They say that the path to every championship could be solidly paved with the shoes of injured horses who might otherwise have been there. After a court case judgment last week, we’re reminded that it is also paved with the broken hearts of equestrians and the discretionary rights of horse owners.
When it comes to horse health and court cases, the subject is usually pre-purchase exams. Who could forget when Europe’s most promising dressage horse, the mare Poetin, was sold for a huge price, only to arrive at her new home with crippling laminitis. Her case took seven years to settle, although she died within months of the sale. Her new owner failed to prove that the seller was aware that the mare had laminitis.
Following the 2010 Alltech FEI World Equestrian Games (“WEG”), many eventing journalists felt like court reporters as we followed the legal fates to two successful international event horses that were abruptly taken from their riders. World Champion Michael Jung of Germany and his superstar “Sam” were separated and then reunited following legal action with the horse’s owner and sponsor.

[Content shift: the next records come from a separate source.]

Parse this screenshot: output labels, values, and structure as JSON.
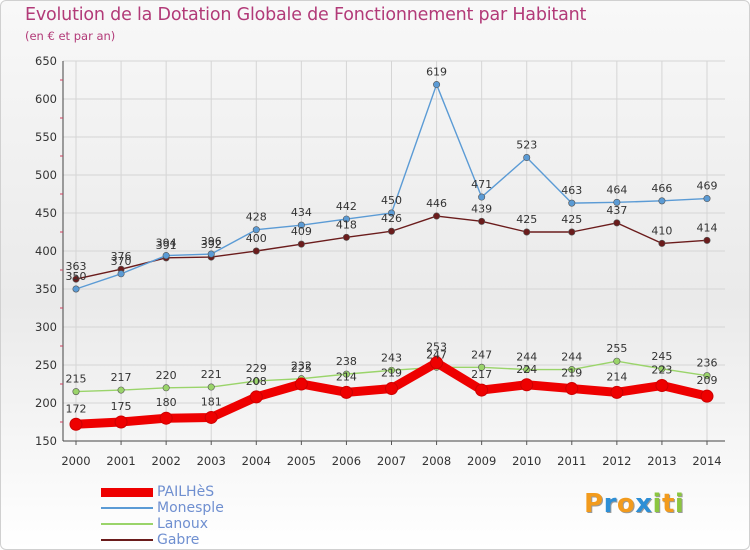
{
  "header": {
    "title": "Evolution de la Dotation Globale de Fonctionnement par Habitant",
    "subtitle": "(en € et par an)"
  },
  "logo": {
    "text": "Proxiti"
  },
  "colors": {
    "title": "#b23a78",
    "axis_labels": "#333333",
    "legend_text": "#6f8fd0",
    "grid": "#d5d5d5"
  },
  "chart_data": {
    "type": "line",
    "title": "Evolution de la Dotation Globale de Fonctionnement par Habitant",
    "subtitle": "(en € et par an)",
    "xlabel": "",
    "ylabel": "",
    "x": [
      "2000",
      "2001",
      "2002",
      "2003",
      "2004",
      "2005",
      "2006",
      "2007",
      "2008",
      "2009",
      "2010",
      "2011",
      "2012",
      "2013",
      "2014"
    ],
    "ylim": [
      150,
      650
    ],
    "yticks": [
      150,
      200,
      250,
      300,
      350,
      400,
      450,
      500,
      550,
      600,
      650
    ],
    "grid": true,
    "legend_position": "bottom-left",
    "series": [
      {
        "name": "PAILHèS",
        "color": "#ee0000",
        "values": [
          172,
          175,
          180,
          181,
          208,
          225,
          214,
          219,
          253,
          217,
          224,
          219,
          214,
          223,
          209
        ]
      },
      {
        "name": "Monesple",
        "color": "#5b9bd5",
        "values": [
          350,
          370,
          394,
          396,
          428,
          434,
          442,
          450,
          619,
          471,
          523,
          463,
          464,
          466,
          469
        ]
      },
      {
        "name": "Lanoux",
        "color": "#9ad46a",
        "values": [
          215,
          217,
          220,
          221,
          229,
          232,
          238,
          243,
          247,
          247,
          244,
          244,
          255,
          245,
          236
        ]
      },
      {
        "name": "Gabre",
        "color": "#6b1c1c",
        "values": [
          363,
          376,
          391,
          392,
          400,
          409,
          418,
          426,
          446,
          439,
          425,
          425,
          437,
          410,
          414
        ]
      }
    ]
  }
}
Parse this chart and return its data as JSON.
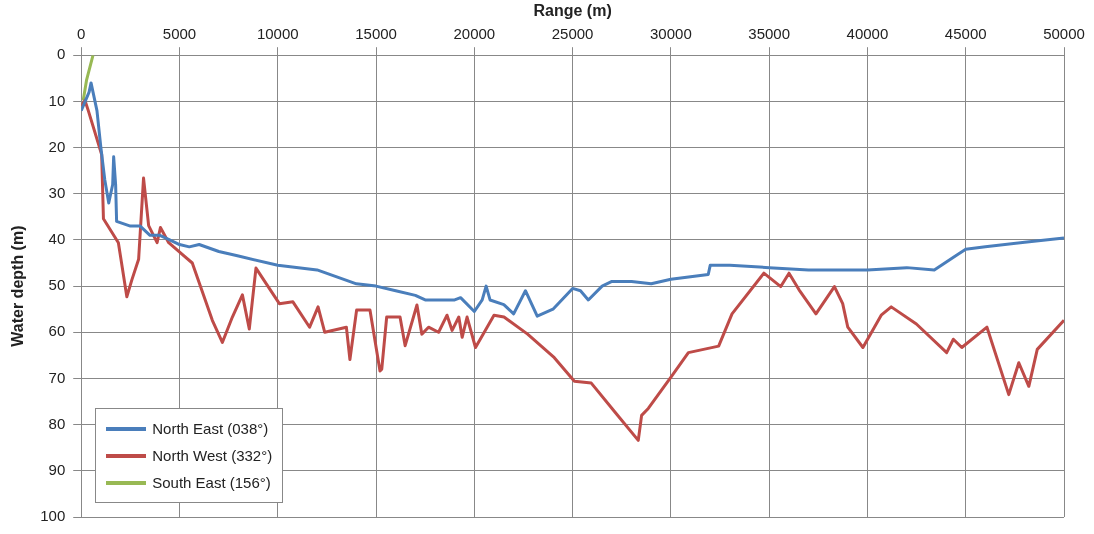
{
  "chart_data": {
    "type": "line",
    "xlabel": "Range (m)",
    "ylabel": "Water depth (m)",
    "xlim": [
      0,
      50000
    ],
    "xticks": [
      0,
      5000,
      10000,
      15000,
      20000,
      25000,
      30000,
      35000,
      40000,
      45000,
      50000
    ],
    "ylim": [
      100,
      0
    ],
    "yticks": [
      0,
      10,
      20,
      30,
      40,
      50,
      60,
      70,
      80,
      90,
      100
    ],
    "grid": true,
    "legend": "bottom left",
    "marker": "none",
    "series": [
      {
        "name": "North East (038°)",
        "color": "#4a7ebb",
        "x": [
          0,
          200,
          400,
          500,
          600,
          800,
          1000,
          1200,
          1400,
          1600,
          1650,
          1750,
          1800,
          2500,
          3000,
          3500,
          4000,
          4500,
          5000,
          5500,
          6000,
          7000,
          8000,
          10000,
          12000,
          13000,
          14000,
          15000,
          16000,
          17000,
          17500,
          19000,
          19300,
          20000,
          20400,
          20600,
          20800,
          21500,
          22000,
          22600,
          23200,
          24000,
          25000,
          25400,
          25800,
          26500,
          27000,
          28000,
          29000,
          30000,
          31000,
          31900,
          32000,
          33000,
          35000,
          37000,
          40000,
          42000,
          43400,
          45000,
          46000,
          48000,
          50000
        ],
        "values": [
          12,
          10,
          8,
          6,
          8,
          12,
          20,
          27,
          32,
          28,
          22,
          28,
          36,
          37,
          37,
          39,
          39,
          40,
          41,
          41.5,
          41,
          42.5,
          43.5,
          45.5,
          46.5,
          48,
          49.5,
          50,
          51,
          52,
          53,
          53,
          52.5,
          55.5,
          53,
          50,
          53,
          54,
          56,
          51,
          56.5,
          55,
          50.5,
          51,
          53,
          50,
          49,
          49,
          49.5,
          48.5,
          48,
          47.5,
          45.5,
          45.5,
          46,
          46.5,
          46.5,
          46,
          46.5,
          42,
          41.5,
          40.5,
          39.6
        ]
      },
      {
        "name": "North West (332°)",
        "color": "#be4b48",
        "x": [
          0,
          190,
          360,
          1040,
          1130,
          1890,
          2320,
          2580,
          2920,
          3170,
          3430,
          3860,
          4030,
          4450,
          5650,
          6670,
          7180,
          7690,
          8200,
          8550,
          8890,
          10080,
          10770,
          11620,
          12050,
          12390,
          13490,
          13670,
          14010,
          14690,
          15200,
          15290,
          15540,
          16220,
          16480,
          17080,
          17330,
          17670,
          18180,
          18610,
          18870,
          19210,
          19380,
          19630,
          20060,
          21000,
          21510,
          22710,
          24070,
          25090,
          25950,
          27140,
          28340,
          28510,
          28850,
          30040,
          30890,
          32430,
          33110,
          34730,
          35590,
          36010,
          36520,
          37380,
          38320,
          38740,
          39000,
          39770,
          40700,
          41210,
          42490,
          44030,
          44370,
          44800,
          46080,
          47190,
          47700,
          48210,
          48640,
          50000
        ],
        "values": [
          11,
          9.8,
          12,
          21.5,
          35.4,
          40.6,
          52.3,
          48.6,
          44.2,
          26.6,
          36.9,
          40.6,
          37.3,
          40.6,
          45,
          57.4,
          62.2,
          56.7,
          51.9,
          59.3,
          46.1,
          53.8,
          53.4,
          58.9,
          54.5,
          60,
          58.9,
          65.9,
          55.2,
          55.2,
          68.4,
          68,
          56.7,
          56.7,
          62.9,
          54.1,
          60.4,
          58.9,
          60,
          56.3,
          59.6,
          56.7,
          61.1,
          56.7,
          63.3,
          56.3,
          56.7,
          60.4,
          65.5,
          70.6,
          71,
          77.2,
          83.4,
          78,
          76.5,
          69.5,
          64.4,
          63,
          56,
          47.2,
          50.1,
          47.2,
          50.8,
          56,
          50.1,
          53.8,
          58.9,
          63.3,
          56.3,
          54.5,
          58.2,
          64.4,
          61.5,
          63.3,
          58.9,
          73.5,
          66.6,
          71.7,
          63.7,
          57.4
        ]
      },
      {
        "name": "South East (156°)",
        "color": "#98b954",
        "x": [
          100,
          270,
          600
        ],
        "values": [
          9.8,
          5.4,
          0
        ]
      }
    ]
  }
}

Closer to home, Team Australia’s Peter Atkins, who lives and trains in the United States, made a YouTube star out of his horse Henry Jota Hampton (a.k.a. “Henny”) after the “Run, Henny, Run!” helmet cam video of their WEG cross-country ride went viral. Part of the fun was hearing Peter shouting to his horse, and watching “Henny’s” ears talk back to him.
But a month after WEG, Henny was taken from Atkins’ barn in Vermont and was reportedly for sale by the owner. All this, after Atkins developed the horse into a world-class competitor, not to mention a family member. Six months of legal action and social media publicity followed, until Atkins finally was able to buy out the owner and bring the horse home.
In the meantime, we learned a lot about partnerships and rider-owner entanglements. And contracts. There has to be a contract, and you have to follow it, even if it doesn’t always say what you want it to say.
Fast forward to 2013 and shift the map from Vermont to Wisconsin, where a rider is still heartbroken over the horse she won’t be riding this winter on the Florida circuit. Amy Hunter lost her appeal in a Wisconsin Court of Appeals last week over her loss of the Irish draught stallion Cradilo.
Amy was interviewed by The Jurga Report and also gave an in-depth account of her side of her case to the Milwaukee Journal Sentinel, which published the story on Friday. For details of the case, and to understand its complexity, please click on this link.
Amy and Cradilo’s story reads like a Hollywood fairytale script…until it turns tragic. The imported stud had been injured and retired from dressage competition when Amy took him home under a “free lease” arrangement for rehabilitation and breeding management. She wasn’t planning on competing him, but after his health problems resolved, “He told me he wanted a job,” she told The Jurga Report after the court decision.
And what a job he did. Cradilo took to the jump ring, in spite of his unorthodox size. His unique style over fences made him a crowd favorite with midwest and Ocala HITS fans. And he won, while also siring foals from Amy’s mares who would turn out to be successful, too. Along the way, Amy and Cradilo were a demonstration team for the Irish Village at the World Equestrian Games. “He practically had his own fan club,” Amy recalled. “Everyone loved him.”
But Amy’s lack of a clear contract that spelled out the what-if’s and the then-what’s meant that the owners could and did reclaim what had become a very valuable horse, thanks to her work. Amy’s lawyer claimed foul, and they eventually went to court, where Amy would lose. She appealed, and lost again.
Appraiser, judge and horse insurer Steven Wall testified that Cradilo’s value as a stud horse had increased from about $40,000-50,000 in 2006 when Amy took him home to “a conservative estimate of $750,000 in 2011, due not only to Cradilo’s own subsequent success on the Grand Prix circuit, but also the success of some of his young progeny,” according to the court-supplied document.
But that didn’t matter on judgment day; the court ruled in the owners’ favor. The horse is gone, although Amy has some young horses sired by him. But he was Amy’s dream horse, that one horse that riders know will put them in the spotlight. And he did, for a short time.
As broken as Amy’s heart is, she will always have those memories, which is about all the court says she can legally claim.
It’s very tempting to take on an injured horse and bring him back, whether it’s a racehorse or a sport horse. Most will never make it back and those that do will have required expensive vet, farrier and/or therapist bills.
Often, owners are tempted to give up on their horses when the bills mount up, or the care responsibility becomes too demanding, or the horse’s performance is too disappointing. But when it comes to the absence of an actual bill of sale or a legally-binding lease, most good-hearted rehabilitators can find themselves defenseless in a court of law when and if the owner decides that the horse should be in his or her stable again or if the lease expires.
The decision to part with a horse is often made in an emotional moment, with a veterinary surgery estimate in hand, and a deposit due. Calling a lawyer and drawing up a contract is not on the to-do list, but it should be.
Horsewomen always joke that if you had two children, you’d be best served to send one to vet school and one to farrier school. But maybe law school should be higher on the list.